3. 代码与综合数据归档:Zenodo 全功能应用
Zenodo 支持代码、补充文件、数据集等多种资源归档,且可生成永久 DOI,是顶刊推荐的 “一站式归档平台”,尤其适合代码与数据的关联存储。
(1)基础归档流程(五步完成)
- 账号准备:推荐使用 ORCID 账号登录,可自动关联研究者身份;若需托管代码,建议提前绑定 GitHub 账号。
- 文件上传:点击 “New Upload”,拖拽文件或上传 ZIP 压缩包(支持层级目录);单条记录限 100 个文件、50GB,欧盟项目可申请 200GB 配额。
- Metadata 填写:必填项包括标题(如 “NSCLC 单细胞分析代码与数据集”)、作者(含 ORCID)、描述(方法摘要)、关键词(如 “single-cell RNA-seq, NSCLC”)、许可证(推荐 CC-BY 4.0);需在 “Related identifiers” 中填写论文 DOI(如有)。

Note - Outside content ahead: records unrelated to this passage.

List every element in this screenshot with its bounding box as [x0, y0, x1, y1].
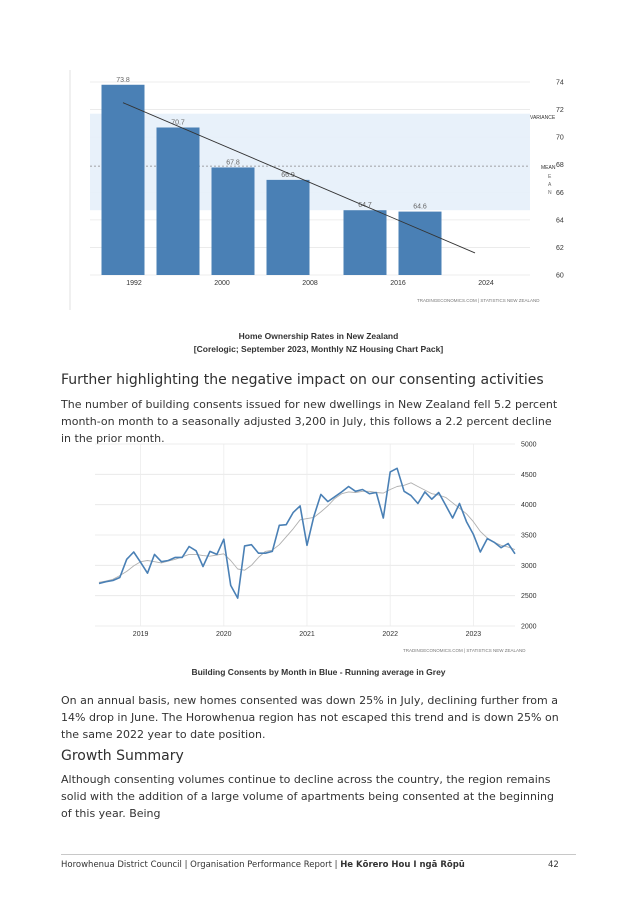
y-tick-label: 66	[556, 190, 564, 197]
y-tick-label: 62	[556, 245, 564, 252]
chart1-caption-source: [Corelogic; September 2023, Monthly NZ H…	[193, 344, 444, 354]
paragraph-growth-summary: Although consenting volumes continue to …	[61, 773, 554, 820]
x-tick-label: 2020	[216, 631, 232, 638]
x-tick-label: 2021	[299, 631, 315, 638]
y-tick-label: 64	[556, 217, 564, 224]
consents-series-line	[98, 467, 516, 599]
trend-line	[122, 102, 476, 254]
footer-text: Horowhenua District Council | Organisati…	[61, 860, 341, 870]
y-tick-label: 68	[556, 162, 564, 169]
bar	[101, 84, 145, 275]
section-heading-growth-summary: Growth Summary	[61, 748, 184, 764]
y-tick-label: 2500	[521, 593, 537, 600]
chart-source: TRADINGECONOMICS.COM | STATISTICS NEW ZE…	[403, 648, 526, 653]
chart-source: TRADINGECONOMICS.COM | STATISTICS NEW ZE…	[417, 298, 540, 303]
x-tick-label: 2022	[382, 631, 398, 638]
paragraph-consents-intro: The number of building consents issued f…	[61, 398, 558, 445]
x-tick-label: 2019	[133, 631, 149, 638]
chart2-caption: Building Consents by Month in Blue - Run…	[191, 667, 446, 677]
y-tick-label: 4000	[521, 502, 537, 509]
bar-value-label: 73.8	[116, 77, 130, 84]
variance-band	[90, 113, 530, 211]
page-footer: Horowhenua District Council | Organisati…	[61, 860, 465, 870]
building-consents-chart: 5000 4500 4000 3500 3000 2500 2000 2019 2020 202…	[95, 442, 537, 653]
section-heading-consenting: Further highlighting the negative impact…	[61, 372, 544, 388]
x-tick-label: 2016	[390, 280, 406, 287]
y-tick-label: 60	[556, 273, 564, 280]
y-tick-label: 2000	[521, 624, 537, 631]
x-tick-label: 2023	[466, 631, 482, 638]
y-tick-label: 4500	[521, 472, 537, 479]
mean-letter-a: A	[548, 182, 552, 188]
y-tick-label: 72	[556, 107, 564, 114]
paragraph-annual-basis: On an annual basis, new homes consented …	[61, 694, 559, 741]
bar	[156, 127, 200, 275]
page-number: 42	[548, 860, 559, 870]
bar	[343, 210, 387, 275]
x-tick-label: 2008	[302, 280, 318, 287]
variance-annotation: VARIANCE	[530, 115, 556, 121]
bar-value-label: 64.6	[413, 204, 427, 211]
x-tick-label: 2024	[478, 280, 494, 287]
bar	[398, 211, 442, 275]
home-ownership-chart: 73.870.767.866.964.764.6 747270686664626…	[69, 70, 564, 310]
bar-value-label: 70.7	[171, 119, 185, 126]
x-tick-label: 1992	[126, 280, 142, 287]
bar	[266, 179, 310, 275]
mean-letter-e: E	[548, 174, 552, 180]
y-tick-label: 70	[556, 135, 564, 142]
mean-letter-n: N	[548, 190, 552, 196]
y-tick-label: 5000	[521, 442, 537, 449]
y-tick-label: 3500	[521, 533, 537, 540]
footer-divider	[61, 854, 576, 855]
chart1-caption-title: Home Ownership Rates in New Zealand	[238, 331, 399, 341]
y-tick-label: 3000	[521, 563, 537, 570]
bar	[211, 167, 255, 275]
bar-value-label: 67.8	[226, 159, 240, 166]
y-tick-label: 74	[556, 80, 564, 87]
bar-value-label: 66.9	[281, 172, 295, 179]
mean-annotation: MEAN	[541, 165, 556, 171]
footer-bold-text: He Kōrero Hou I ngā Rōpū	[340, 860, 465, 870]
x-tick-label: 2000	[214, 280, 230, 287]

- 访问设置:可选择 “立即公开”“ embargoed access(延迟公开)”“ restricted access(授权访问)”;临床数据建议选择 “延迟公开至发表时”。
- 发布与版本控制:点击 “Publish” 后生成 DOI(如 10.5281/zenodo.1234567),文件不可修改;需更新时创建新版本,保留原 DOI 家族(如 10.5281/zenodo.1234567.v2)。
(2)GitHub 代码同步归档(顶刊优选方案)
Zenodo 与 GitHub 的整合可实现代码 “冻结版本” 与 DOI 绑定,满足 Nature 对代码可追溯性的要求:
- 在 Zenodo “Settings” 中关联 GitHub 账号,选择目标仓库;
- 在 GitHub 发布 “Release”(如 v1.0),Zenodo 会自动捕获该版本并生成 DOI;
- 在论文补充材料中同时提供 GitHub 链接与 Zenodo DOI,前者方便实时查看,后者确保版本永久可访问。
4. 伦理合规与数据脱敏:顶刊 “红线” 规避
涉及人类遗传资源、临床数据时,伦理合规是补充材料的 “一票否决项”,需严格遵循以下规范:
- 伦理文件必备:补充材料中需附加伦理委员会批准书扫描件(PDF 格式),并在正文及补充说明中注明编号(如 “Approved by UCSD IRB (IRB-123456)”)。
- 数据脱敏技术:
- 个人信息移除:删除样本 ID 与患者姓名、病历号的关联表;
- 差分隐私:通过 Python
differential-privacy库添加噪声,例如对临床指标进行随机扰动,确保个体无法被识别; - 去标识化:对基因数据中的线粒体 DNA 等身份标识位点进行过滤。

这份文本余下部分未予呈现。